Slashing

Overview

A big headache of any automated execution protocol is to ensure that all tasks are executed timely and reliably - either for interval tasks (that should be executed every once in a predefined time interval) or for resolver tasks (that are executed based on some complex external logic, e.g., a certain amount of tokens is accrued as a reward and should be claimed and restaked).

The goal here is to make partaking in automatic execution economically interesting (provide reasonable rewards for each correctly executed task) and, simultaneously, punish keepers which provide unreliable results.

Moreover, it is a puzzle to make the process fully decentralized and economically incentivized for those participants who observe and supervise the behavior of keepers.

PowerAgent solves both problems by introducing a slasher role and a mechanism of slashing.

Slashing is a process of taking away a certain part of a keeper’s stake once they misbehave in any way: either not execute the task on time or fail during execution.
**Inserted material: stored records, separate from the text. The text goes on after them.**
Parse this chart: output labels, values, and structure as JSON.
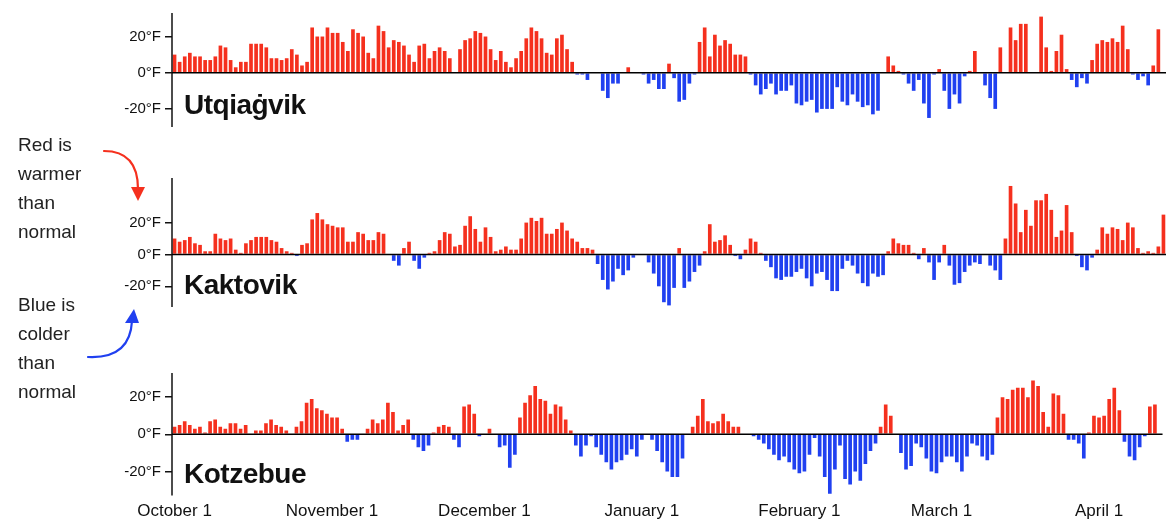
{
  "chart_data": [
    {
      "type": "bar",
      "title": "Utqiaġvik",
      "tick_labels": "y",
      "grid": false,
      "categories": [
        null,
        null,
        null,
        null,
        null,
        null,
        null,
        null,
        null,
        null,
        null,
        null,
        null,
        null,
        null,
        null,
        null,
        null,
        null,
        null,
        null,
        null,
        null,
        null,
        null,
        null,
        null,
        null,
        null,
        null,
        null,
        null,
        null,
        null,
        null,
        null,
        null,
        null,
        null,
        null,
        null,
        null,
        null,
        null,
        null,
        null,
        null,
        null,
        null,
        null,
        null,
        null,
        null,
        null,
        null,
        null,
        null,
        null,
        null,
        null,
        null,
        null,
        null,
        null,
        null,
        null,
        null,
        null,
        null,
        null,
        null,
        null,
        null,
        null,
        null,
        null,
        null,
        null,
        null,
        null,
        null,
        null,
        null,
        null,
        null,
        null,
        null,
        null,
        null,
        null,
        null,
        null,
        null,
        null,
        null,
        null,
        null,
        null,
        null,
        null,
        null,
        null,
        null,
        null,
        null,
        null,
        null,
        null,
        null,
        null,
        null,
        null,
        null,
        null,
        null,
        null,
        null,
        null,
        null,
        null,
        null,
        null,
        null,
        null,
        null,
        null,
        null,
        null,
        null,
        null,
        null,
        null,
        null,
        null,
        null,
        null,
        null,
        null,
        null,
        null,
        null,
        null,
        null,
        null,
        null,
        null,
        null,
        null,
        null,
        null,
        null,
        null,
        null,
        null,
        null,
        null,
        null,
        null,
        null,
        null,
        null,
        null,
        null,
        null,
        null,
        null,
        null,
        null,
        null,
        null,
        null,
        null,
        null,
        null,
        null,
        null,
        null,
        null,
        null,
        null,
        null,
        null,
        null,
        null,
        null,
        null,
        null,
        null,
        null,
        null,
        null,
        null,
        null,
        null,
        null
      ],
      "series": [
        {
          "color": "#f5301e",
          "values": [
            10,
            6,
            9,
            11,
            9,
            9,
            7,
            7,
            9,
            15,
            14,
            7,
            3,
            6,
            6,
            16,
            16,
            16,
            14,
            8,
            8,
            7,
            8,
            13,
            10,
            4,
            6,
            25,
            20,
            20,
            25,
            22,
            22,
            17,
            12,
            24,
            22,
            20,
            11,
            8,
            26,
            23,
            14,
            18,
            17,
            15,
            10,
            6,
            15,
            16,
            8,
            12,
            14,
            12,
            8,
            0,
            13,
            18,
            19,
            23,
            22,
            20,
            13,
            7,
            12,
            6,
            3,
            8,
            12,
            19,
            25,
            23,
            19,
            11,
            10,
            19,
            21,
            13,
            6,
            null,
            null,
            null,
            0,
            0,
            null,
            null,
            null,
            null,
            0,
            3,
            0,
            0,
            null,
            null,
            null,
            null,
            null,
            5,
            null,
            null,
            null,
            null,
            null,
            17,
            25,
            9,
            21,
            15,
            18,
            16,
            10,
            10,
            9,
            null,
            null,
            null,
            null,
            null,
            null,
            null,
            null,
            null,
            null,
            null,
            null,
            null,
            null,
            null,
            null,
            null,
            null,
            null,
            null,
            null,
            null,
            null,
            null,
            null,
            null,
            0,
            9,
            4,
            1,
            null,
            null,
            null,
            null,
            null,
            null,
            null,
            2,
            null,
            null,
            null,
            null,
            null,
            1,
            12,
            0,
            null,
            null,
            null,
            14,
            null,
            25,
            18,
            27,
            27,
            null,
            null,
            31,
            14,
            1,
            12,
            21,
            2,
            null,
            null,
            null,
            null,
            7,
            16,
            18,
            17,
            19,
            17,
            26,
            13,
            null,
            null,
            null,
            null,
            4,
            24,
            null
          ]
        },
        {
          "color": "#2040f0",
          "values": [
            null,
            null,
            null,
            null,
            null,
            null,
            null,
            null,
            null,
            null,
            null,
            null,
            null,
            null,
            null,
            null,
            null,
            null,
            null,
            null,
            null,
            null,
            null,
            null,
            null,
            null,
            null,
            null,
            null,
            null,
            null,
            null,
            null,
            null,
            null,
            null,
            null,
            null,
            null,
            null,
            null,
            null,
            null,
            null,
            null,
            null,
            null,
            null,
            null,
            null,
            null,
            null,
            null,
            null,
            null,
            null,
            null,
            null,
            null,
            null,
            null,
            null,
            null,
            null,
            null,
            null,
            null,
            null,
            null,
            null,
            null,
            null,
            null,
            null,
            null,
            null,
            null,
            null,
            null,
            -1,
            -1,
            -4,
            null,
            null,
            -10,
            -14,
            -6,
            -6,
            null,
            null,
            null,
            null,
            -1,
            -6,
            -4,
            -9,
            -9,
            null,
            -3,
            -16,
            -15,
            -6,
            -1,
            null,
            null,
            null,
            null,
            null,
            null,
            null,
            null,
            null,
            null,
            -1,
            -7,
            -12,
            -9,
            -6,
            -12,
            -10,
            -10,
            -7,
            -17,
            -18,
            -16,
            -15,
            -22,
            -20,
            -20,
            -20,
            -8,
            -16,
            -18,
            -12,
            -16,
            -19,
            -18,
            -23,
            -21,
            null,
            null,
            null,
            null,
            -1,
            -6,
            -10,
            -4,
            -17,
            -25,
            -1,
            null,
            -10,
            -20,
            -12,
            -17,
            -2,
            null,
            null,
            null,
            -7,
            -14,
            -20,
            null,
            null,
            null,
            null,
            null,
            null,
            null,
            null,
            null,
            null,
            null,
            null,
            null,
            null,
            -4,
            -8,
            -3,
            -6,
            null,
            null,
            null,
            null,
            null,
            null,
            null,
            null,
            -1,
            -4,
            -2,
            -7,
            null,
            null,
            null
          ]
        }
      ],
      "ylim": [
        -30,
        33
      ],
      "yticks": [
        {
          "value": 20,
          "label": "20°F"
        },
        {
          "value": 0,
          "label": "0°F"
        },
        {
          "value": -20,
          "label": "-20°F"
        }
      ],
      "ref_lines": [
        {
          "axis": "y",
          "value": 0,
          "color": "#000000"
        }
      ]
    },
    {
      "type": "bar",
      "title": "Kaktovik",
      "tick_labels": "y",
      "grid": false,
      "categories": [
        null,
        null,
        null,
        null,
        null,
        null,
        null,
        null,
        null,
        null,
        null,
        null,
        null,
        null,
        null,
        null,
        null,
        null,
        null,
        null,
        null,
        null,
        null,
        null,
        null,
        null,
        null,
        null,
        null,
        null,
        null,
        null,
        null,
        null,
        null,
        null,
        null,
        null,
        null,
        null,
        null,
        null,
        null,
        null,
        null,
        null,
        null,
        null,
        null,
        null,
        null,
        null,
        null,
        null,
        null,
        null,
        null,
        null,
        null,
        null,
        null,
        null,
        null,
        null,
        null,
        null,
        null,
        null,
        null,
        null,
        null,
        null,
        null,
        null,
        null,
        null,
        null,
        null,
        null,
        null,
        null,
        null,
        null,
        null,
        null,
        null,
        null,
        null,
        null,
        null,
        null,
        null,
        null,
        null,
        null,
        null,
        null,
        null,
        null,
        null,
        null,
        null,
        null,
        null,
        null,
        null,
        null,
        null,
        null,
        null,
        null,
        null,
        null,
        null,
        null,
        null,
        null,
        null,
        null,
        null,
        null,
        null,
        null,
        null,
        null,
        null,
        null,
        null,
        null,
        null,
        null,
        null,
        null,
        null,
        null,
        null,
        null,
        null,
        null,
        null,
        null,
        null,
        null,
        null,
        null,
        null,
        null,
        null,
        null,
        null,
        null,
        null,
        null,
        null,
        null,
        null,
        null,
        null,
        null,
        null,
        null,
        null,
        null,
        null,
        null,
        null,
        null,
        null,
        null,
        null,
        null,
        null,
        null,
        null,
        null,
        null,
        null,
        null,
        null,
        null,
        null,
        null,
        null,
        null,
        null,
        null,
        null,
        null,
        null,
        null,
        null,
        null,
        null,
        null,
        null
      ],
      "series": [
        {
          "color": "#f5301e",
          "values": [
            10,
            8,
            9,
            11,
            7,
            6,
            2,
            2,
            13,
            10,
            9,
            10,
            3,
            1,
            7,
            9,
            11,
            11,
            11,
            9,
            8,
            4,
            2,
            1,
            null,
            6,
            7,
            22,
            26,
            22,
            19,
            18,
            17,
            17,
            8,
            8,
            14,
            13,
            9,
            9,
            14,
            13,
            0,
            null,
            null,
            4,
            8,
            null,
            null,
            null,
            1,
            2,
            9,
            14,
            13,
            5,
            6,
            18,
            24,
            16,
            8,
            17,
            11,
            2,
            3,
            5,
            3,
            3,
            10,
            20,
            23,
            21,
            23,
            13,
            13,
            16,
            20,
            15,
            10,
            8,
            4,
            4,
            3,
            null,
            null,
            null,
            null,
            null,
            null,
            null,
            null,
            0,
            0,
            null,
            null,
            null,
            null,
            null,
            null,
            4,
            null,
            null,
            null,
            null,
            2,
            19,
            8,
            9,
            12,
            6,
            null,
            null,
            3,
            10,
            8,
            1,
            null,
            null,
            null,
            null,
            null,
            null,
            null,
            null,
            null,
            null,
            null,
            null,
            null,
            null,
            null,
            null,
            null,
            null,
            null,
            null,
            null,
            null,
            null,
            null,
            2,
            10,
            7,
            6,
            6,
            1,
            null,
            4,
            null,
            null,
            null,
            6,
            null,
            null,
            null,
            null,
            null,
            null,
            null,
            0,
            null,
            null,
            null,
            10,
            43,
            32,
            14,
            28,
            18,
            34,
            34,
            38,
            28,
            11,
            15,
            31,
            14,
            null,
            null,
            null,
            null,
            3,
            17,
            13,
            17,
            16,
            9,
            20,
            17,
            4,
            1,
            2,
            1,
            5,
            25
          ]
        },
        {
          "color": "#2040f0",
          "values": [
            null,
            null,
            null,
            null,
            null,
            null,
            null,
            null,
            null,
            null,
            null,
            null,
            null,
            null,
            null,
            null,
            null,
            null,
            null,
            null,
            null,
            null,
            null,
            null,
            -1,
            null,
            null,
            null,
            null,
            null,
            null,
            null,
            null,
            null,
            null,
            null,
            null,
            null,
            null,
            null,
            null,
            null,
            null,
            -4,
            -7,
            null,
            null,
            -4,
            -9,
            -2,
            null,
            null,
            null,
            null,
            null,
            null,
            null,
            null,
            null,
            null,
            null,
            null,
            null,
            null,
            null,
            null,
            null,
            null,
            null,
            null,
            null,
            null,
            null,
            null,
            null,
            null,
            null,
            null,
            null,
            null,
            null,
            null,
            null,
            -6,
            -16,
            -22,
            -17,
            -9,
            -13,
            -10,
            -2,
            null,
            null,
            -5,
            -12,
            -20,
            -30,
            -32,
            -21,
            null,
            -21,
            -17,
            -11,
            -7,
            null,
            null,
            null,
            null,
            null,
            null,
            -1,
            -3,
            null,
            null,
            null,
            null,
            -4,
            -8,
            -15,
            -16,
            -14,
            -14,
            -11,
            -9,
            -15,
            -20,
            -12,
            -11,
            -16,
            -23,
            -23,
            -9,
            -4,
            -7,
            -12,
            -18,
            -20,
            -12,
            -14,
            -13,
            null,
            null,
            null,
            null,
            null,
            null,
            -3,
            null,
            -5,
            -16,
            -5,
            null,
            -7,
            -19,
            -18,
            -11,
            -7,
            -5,
            -6,
            null,
            -7,
            -10,
            -16,
            null,
            null,
            null,
            null,
            null,
            null,
            null,
            null,
            null,
            null,
            null,
            null,
            null,
            null,
            -1,
            -8,
            -10,
            -2,
            null,
            null,
            null,
            null,
            null,
            null,
            null,
            null,
            null,
            null,
            null,
            null,
            null,
            null
          ]
        }
      ],
      "ylim": [
        -33,
        48
      ],
      "yticks": [
        {
          "value": 20,
          "label": "20°F"
        },
        {
          "value": 0,
          "label": "0°F"
        },
        {
          "value": -20,
          "label": "-20°F"
        }
      ],
      "ref_lines": [
        {
          "axis": "y",
          "value": 0,
          "color": "#000000"
        }
      ],
      "annotations": [
        "Red is warmer than normal",
        "Blue is colder than normal"
      ]
    },
    {
      "type": "bar",
      "title": "Kotzebue",
      "grid": false,
      "categories": [
        "October 1",
        null,
        null,
        null,
        null,
        null,
        null,
        null,
        null,
        null,
        null,
        null,
        null,
        null,
        null,
        null,
        null,
        null,
        null,
        null,
        null,
        null,
        null,
        null,
        null,
        null,
        null,
        null,
        null,
        null,
        null,
        "November 1",
        null,
        null,
        null,
        null,
        null,
        null,
        null,
        null,
        null,
        null,
        null,
        null,
        null,
        null,
        null,
        null,
        null,
        null,
        null,
        null,
        null,
        null,
        null,
        null,
        null,
        null,
        null,
        null,
        null,
        "December 1",
        null,
        null,
        null,
        null,
        null,
        null,
        null,
        null,
        null,
        null,
        null,
        null,
        null,
        null,
        null,
        null,
        null,
        null,
        null,
        null,
        null,
        null,
        null,
        null,
        null,
        null,
        null,
        null,
        null,
        null,
        "January 1",
        null,
        null,
        null,
        null,
        null,
        null,
        null,
        null,
        null,
        null,
        null,
        null,
        null,
        null,
        null,
        null,
        null,
        null,
        null,
        null,
        null,
        null,
        null,
        null,
        null,
        null,
        null,
        null,
        null,
        null,
        "February 1",
        null,
        null,
        null,
        null,
        null,
        null,
        null,
        null,
        null,
        null,
        null,
        null,
        null,
        null,
        null,
        null,
        null,
        null,
        null,
        null,
        null,
        null,
        null,
        null,
        null,
        null,
        null,
        "March 1",
        null,
        null,
        null,
        null,
        null,
        null,
        null,
        null,
        null,
        null,
        null,
        null,
        null,
        null,
        null,
        null,
        null,
        null,
        null,
        null,
        null,
        null,
        null,
        null,
        null,
        null,
        null,
        null,
        null,
        null,
        "April 1",
        null,
        null,
        null,
        null,
        null,
        null,
        null,
        null,
        null,
        null,
        null,
        null
      ],
      "series": [
        {
          "color": "#f5301e",
          "values": [
            4,
            5,
            7,
            5,
            3,
            4,
            1,
            7,
            8,
            4,
            3,
            6,
            6,
            3,
            5,
            0,
            2,
            2,
            6,
            8,
            5,
            4,
            2,
            0,
            4,
            7,
            17,
            19,
            14,
            13,
            11,
            9,
            9,
            3,
            null,
            null,
            null,
            0,
            3,
            8,
            6,
            8,
            17,
            12,
            2,
            5,
            8,
            null,
            null,
            null,
            null,
            1,
            4,
            5,
            4,
            null,
            null,
            15,
            16,
            11,
            null,
            0,
            3,
            0,
            null,
            null,
            null,
            null,
            9,
            17,
            21,
            26,
            19,
            18,
            11,
            16,
            15,
            8,
            2,
            null,
            null,
            null,
            null,
            null,
            null,
            null,
            null,
            null,
            null,
            null,
            null,
            null,
            null,
            0,
            null,
            null,
            null,
            null,
            null,
            null,
            null,
            0,
            4,
            10,
            19,
            7,
            6,
            7,
            11,
            7,
            4,
            4,
            0,
            0,
            null,
            null,
            null,
            null,
            null,
            null,
            null,
            null,
            null,
            null,
            null,
            null,
            null,
            null,
            null,
            null,
            null,
            null,
            null,
            null,
            null,
            null,
            null,
            null,
            null,
            4,
            16,
            10,
            0,
            null,
            null,
            null,
            null,
            null,
            null,
            null,
            null,
            null,
            null,
            null,
            null,
            null,
            null,
            null,
            null,
            null,
            null,
            null,
            9,
            20,
            19,
            24,
            25,
            25,
            20,
            29,
            26,
            12,
            4,
            22,
            21,
            11,
            null,
            null,
            null,
            null,
            1,
            10,
            9,
            10,
            19,
            25,
            13,
            null,
            null,
            null,
            null,
            null,
            15,
            16,
            null
          ]
        },
        {
          "color": "#2040f0",
          "values": [
            null,
            null,
            null,
            null,
            null,
            null,
            null,
            null,
            null,
            null,
            null,
            null,
            null,
            null,
            null,
            null,
            null,
            null,
            null,
            null,
            null,
            null,
            null,
            null,
            null,
            null,
            null,
            null,
            null,
            null,
            null,
            null,
            null,
            null,
            -4,
            -3,
            -3,
            null,
            null,
            null,
            null,
            null,
            null,
            null,
            null,
            null,
            null,
            -3,
            -7,
            -9,
            -6,
            null,
            null,
            null,
            null,
            -3,
            -7,
            null,
            null,
            null,
            -1,
            null,
            null,
            null,
            -7,
            -6,
            -18,
            -11,
            null,
            null,
            null,
            null,
            null,
            null,
            null,
            null,
            null,
            null,
            null,
            -6,
            -12,
            -6,
            -1,
            -7,
            -11,
            -15,
            -19,
            -15,
            -14,
            -11,
            -8,
            -12,
            -3,
            null,
            -3,
            -9,
            -15,
            -20,
            -23,
            -23,
            -13,
            null,
            null,
            null,
            null,
            null,
            null,
            null,
            null,
            null,
            null,
            null,
            null,
            null,
            -1,
            -3,
            -5,
            -8,
            -11,
            -14,
            -12,
            -15,
            -19,
            -21,
            -20,
            -11,
            -2,
            -12,
            -23,
            -32,
            -19,
            -6,
            -24,
            -27,
            -20,
            -25,
            -16,
            -9,
            -5,
            null,
            null,
            null,
            null,
            -10,
            -19,
            -17,
            -5,
            -7,
            -13,
            -20,
            -21,
            -15,
            -12,
            -12,
            -15,
            -20,
            -12,
            -5,
            -6,
            -12,
            -14,
            -11,
            null,
            null,
            null,
            null,
            null,
            null,
            null,
            null,
            null,
            null,
            null,
            null,
            null,
            null,
            -3,
            -3,
            -5,
            -13,
            null,
            null,
            null,
            null,
            null,
            null,
            null,
            -4,
            -12,
            -14,
            -7,
            -1,
            null,
            null,
            null
          ]
        }
      ],
      "ylim": [
        -33,
        33
      ],
      "yticks": [
        {
          "value": 20,
          "label": "20°F"
        },
        {
          "value": 0,
          "label": "0°F"
        },
        {
          "value": -20,
          "label": "-20°F"
        }
      ],
      "ref_lines": [
        {
          "axis": "y",
          "value": 0,
          "color": "#000000"
        }
      ]
    }
  ]
}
Before slashing algorithm ensures that the failure occurred on the keeper’s side, and not on the side of the contract being executed.

Slasher, accordingly, is a keeper which is assigned the role of overseer. Their task is to constantly challenge keepers and try to catch them on low-quality execution (or non-execution) of a task. To incentivize the slasher, they receive all the penalty collected from the punished keeper.

Specification

The details of slashing mechanism implementation depend on the realization of the PowerAgent.

Flashbots

Flashbots realization naturally doesn’t need the slashing as a decentralized mechanism: the rally of keepers trying to overbid each other in a Gas War implies that there always will be enough actors ready to execute the task, and one of them will be successful and included by the Flashbots, others reverted.

This realization has a fallback slashing method which can be called only by the PowerAgent contract owner, aka manual slashing.

function slash(
    //id of the keeper to be slashed
    uint256 keeperId_,
    
    //address to which to transfer the slashed stake to
    address to_,
    
    //Amount of CVP to slash from the current keeper's stake
    uint256 currentAmount_,
    
    //Amount of CVP to slash from the pending withdrawal keeper balance
    uint256 pendingAmount_
    ) something
{
...
}

RanDAO

RanDAO realization uses a random number generator to pre-assign both keepers and slashers for the next execution of a given task. The slashing then is divided into several logical steps: assign a slasher, initiate slashing, slash.

Assign a slasher

A slasher for a given task is assigned from a list of active keepers on a per-block basis by the function getSlasherIdByBlock() using modulo remainder from the following expression:

The keeper from the active list chosen by this index becomes a slasher for this particular job.

So, for each block a single unique slasher has a chance to slash a negligent keeper.

function getSlasherIdByBlock(
    
    //block number to get slasher id for
    uint256 block.number,
    
    //job key of the job to get slasher for
    bytes32 jobKey_
    ) public view returns (uint256)
    
{
    //total number of all active keepers
    uint256 totalActiveKeepers = activeKeepers.length();
    
    //index of the keeper to choose as a slasher
    uint256 index = ((blockNumber_ / rdConfig.slashingEpochBlocks + uint256(jobKey_)) % totalActiveKeepers);
    
    return activeKeepers.at(index);
}

Initiate slashing

Initiation is needed for resolver type jobs, where the exact timestamp of execution is not known a priori.

For a resolver type job, both the keeper and the slasher constantly virtually execute the resolver contract on their nodes, waiting for the resolver to return canExecute=True (meaning that the execution is made possible and should be done).

As soon as this happens, both try to execute the target function. If the slasher is the one to do it first, the slashing is initiated. This means, a preconfigured time interval is given for a keeper, during which the keeper can execute the task and not be punished. If they fail to do this during this period, the slashing may commence. If slashing is not commenced, it may be re-initiated after a different period elapses.

function initiateSlashing(
    //address of the job to initiate slashing for
    address jobAddress_,
    
    //job id of the job to initiate slashing for
    uint256 jobId_,
    
    //id of the keeper who initiates slashing
    uint256 slasherKeeperId_,
    
    //whether the job is resolver or not
    bool useResolver_,
    
    //job execution calldata 
    bytes memory jobCalldata_
    ) external
{
...
}

Slash

If the keeper could not properly execute the task, the slasher is allowed to execute the task instead of the failed keeper. After the execution in the _afterSuccessfulExecution hook the keeper’s CVP stake is reduced and the slasher CVP stake is increased by the same amount.